Peter Frampton said a former manager made sure he was always high on drugs in order to hide the fact he was ripping off the guitarist.

By the time he discovered the truth, Frampton said he was left with “less than nothing” and struggled to rebuild his career in the ‘80s.

In a new interview with The Guardian, Frampton said manager Dee Anthony, who died in 2009, told people never to discuss financial matters with him. “I was kept away from those things,” he explained. “I was kept high. If I needed weed, he made sure I had weed. If I needed cocaine, he made sure I had cocaine. He didn’t want me thinking about what was going on. ... I had less than nothing. I owed hundreds of thousands of dollars. … It was criminal. I could have put him in jail.”

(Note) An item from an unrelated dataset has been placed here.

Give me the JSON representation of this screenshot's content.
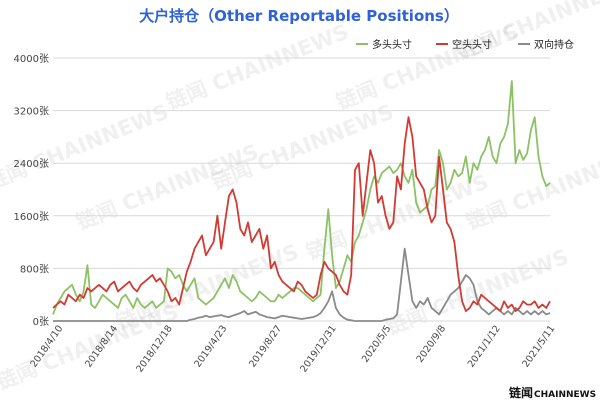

In his upcoming memoir, Frampton said Anthony persuaded him to take part in the ill-fated Sgt. Pepper’s Lonely Hearts Club Band movie by telling him Paul McCartney was going to appear in it – knowing that wasn’t true. “There was barely a script,” he said of the 1978 production. “It just said, ‘Walk in here, someone will yell ‘playback’ and then you lip-sync. Everyone thought we were too big to fail.”

David Bowie helped rebuild Frampton’s career by taking him on tour in 1987. “I knew I would make it back,” the guitarist said. “It just took a lot longer than I thought."

Frampton's book, Do You Feel Like I Do?, will be published on Oct. 20.